Foto: ENBW
Author profile picture

De Europese Unie heeft de ambities voor groene energie verhoogd van 40 procent naar 45 procent van de totale energieconsumptie in 2030. Windmolens spelen een belangrijke rol. En omdat het op land vaak lastig is om tempo te maken vanwege vergunningsprocedures, en de wind nou eenmaal het hardst blaast op zee, zijn offshore centrales up-and-coming.

Niet voor niets ontvouwden België, Nederland, Duitsland en Denemarken onlangs ambitieuze plannen voor windparken op zee. De capaciteit moet richting de 65 gigawatt in 2030 en 150 gigawatt in 2050. Ter vergelijk in heel Europa kwamen we vorig jaar met offshore windcentrales niet verder dan 28 gigawatt.
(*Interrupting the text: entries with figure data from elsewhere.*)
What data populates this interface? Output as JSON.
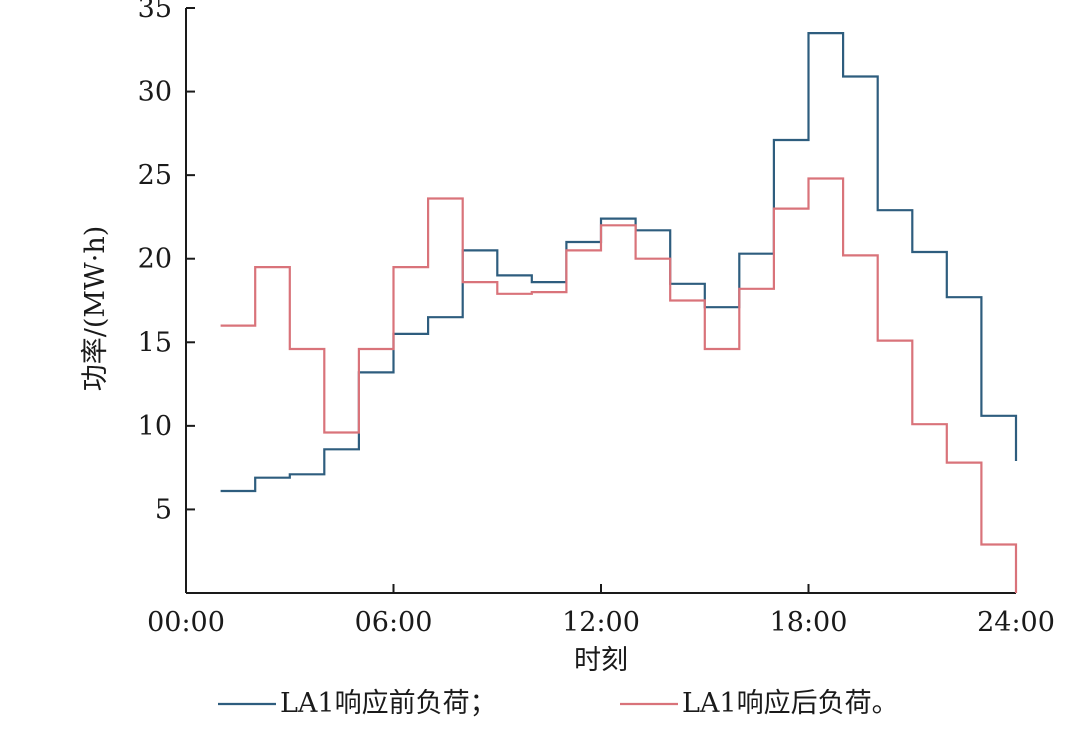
{
  "chart_data": {
    "type": "line",
    "step": true,
    "xlabel": "时刻",
    "ylabel": "功率/(MW·h)",
    "x_ticks": [
      "00:00",
      "06:00",
      "12:00",
      "18:00",
      "24:00"
    ],
    "y_ticks": [
      "5",
      "10",
      "15",
      "20",
      "25",
      "30",
      "35"
    ],
    "xlim": [
      0,
      24
    ],
    "ylim": [
      0,
      35
    ],
    "grid": false,
    "legend_position": "bottom",
    "x": [
      1,
      2,
      3,
      4,
      5,
      6,
      7,
      8,
      9,
      10,
      11,
      12,
      13,
      14,
      15,
      16,
      17,
      18,
      19,
      20,
      21,
      22,
      23
    ],
    "series": [
      {
        "name": "LA1响应前负荷；",
        "color": "#2e5d7e",
        "values": [
          6.1,
          6.9,
          7.1,
          8.6,
          13.2,
          15.5,
          16.5,
          20.5,
          19.0,
          18.6,
          21.0,
          22.4,
          21.7,
          18.5,
          17.1,
          20.3,
          27.1,
          33.5,
          30.9,
          22.9,
          20.4,
          17.7,
          10.6
        ],
        "end_value": 7.9
      },
      {
        "name": "LA1响应后负荷。",
        "color": "#d9737a",
        "values": [
          16.0,
          19.5,
          14.6,
          9.6,
          14.6,
          19.5,
          23.6,
          18.6,
          17.9,
          18.0,
          20.5,
          22.0,
          20.0,
          17.5,
          14.6,
          18.2,
          23.0,
          24.8,
          20.2,
          15.1,
          10.1,
          7.8,
          2.9
        ],
        "end_value": 0.0
      }
    ]
  }
}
Polen heeft ook een groot potentieel. De Spaanse energiereus Iberdrola heeft uitgerekend dat er op de Oostzee (of Baltische Zee) plaats is voor 93 gigawatt aan windcentrales, waarvan 28 gigawatt in Polen. Stand van zaken nu is echter dat de teller op nul staat.

Wind of Change

Te duur, was een vaak gebruikt argument door de Poolse overheid. Maar er hangt verandering in de lucht en de verwachting is dat het coronaherstelfonds (35,4 miljard euro) een belangrijke bijdrage kan leveren. Polen is een van de laatste landen die een goedgekeurd plan heeft voor coronahulp. Uit de in Brussel ingeleverde voorstellen van de regering in Warschau kan volgens het Internationaal Energie Agentschap (IEA) worden opgemaakt dat een deel van het coronageld naar de offshore-windindustrie zal gaan.

Het gaat volgens het IEA om 3,25 miljard euro aan subsidies voor offshore-wind en nog eens 437 miljoen euro voor de infrastructuur in de haven waar de elektriciteit aan land zal komen. Zoals het er nu naar uitziet wordt dat de haven van Gdansk.

11 gigawatt

Het wordt wel wat voor de lange adem. Er is weliswaar veel interesse bij binnen- en buitenlandse investeerders, maar voordat de eerste palen het water in gaan, moet er nog veel gebeuren. De verwachting is dat pas vanaf 2025 de eerste offshore-centrales aan het net kunnen worden aangesloten.

Tot nu toe zijn er volgens het IEA zeven projecten goedgekeurd met een totale capaciteit van 5,9 gigawatt. De volgende tranche van projecten (ruim 5 gigawatt) worden de komende jaren geveild aan bedrijven en gebouwd in het volgende decennium. De Poolse regering heeft bekendgemaakt dat ook daar al tientallen aanmeldingen voor zijn.

Subsidies

De investeerders komen letterlijk uit alle windstreken, aangelokt door een subsidie van maximaal 71 euro per megawattuur geleverde elektriciteit. De subsidie bestaat uit een minimaal gegarandeerde prijs over een periode van 25 jaar, onafhankelijk van de marktprijzen voor stroom. De infrastructuur op zee (kabels, wisselstations, eilanden en dergelijke) moeten de bedrijven zelf betalen. De totale subsidie kan volgens de Poolse regering oplopen tot 7,8 miljard euro in 2040.

Baltica 2 en 3

De twee grootste projecten tot nu toe zijn Baltica 2 en Baltica 3 die samen een capaciteit krijgen van 2,5 gigawatt. De centrales worden gerund door een joint venture van de Deense energiemaatschappij Ørsted en het Poolse staatsbedrijf PGE.

Dan is er een tweede project, Baltic Power, van 1,2 gigawatt toegekend aan een joint venture van het Canadese Northland Power en het Poolse olie- en gasbedrijf PKN Orlen.

Verder hebben Polenergia en het Noorse Equinor de handen ineengeslagen voor het project MFW Baltic II en III (1,44 gigawatt). Het Duitse RWE investeert in FEW Baltic II (0,35 gigawatt) en EDP Renewables en Engie (OW Ocean Winds) investeren in het park BC Wind (0,37 gigawatt).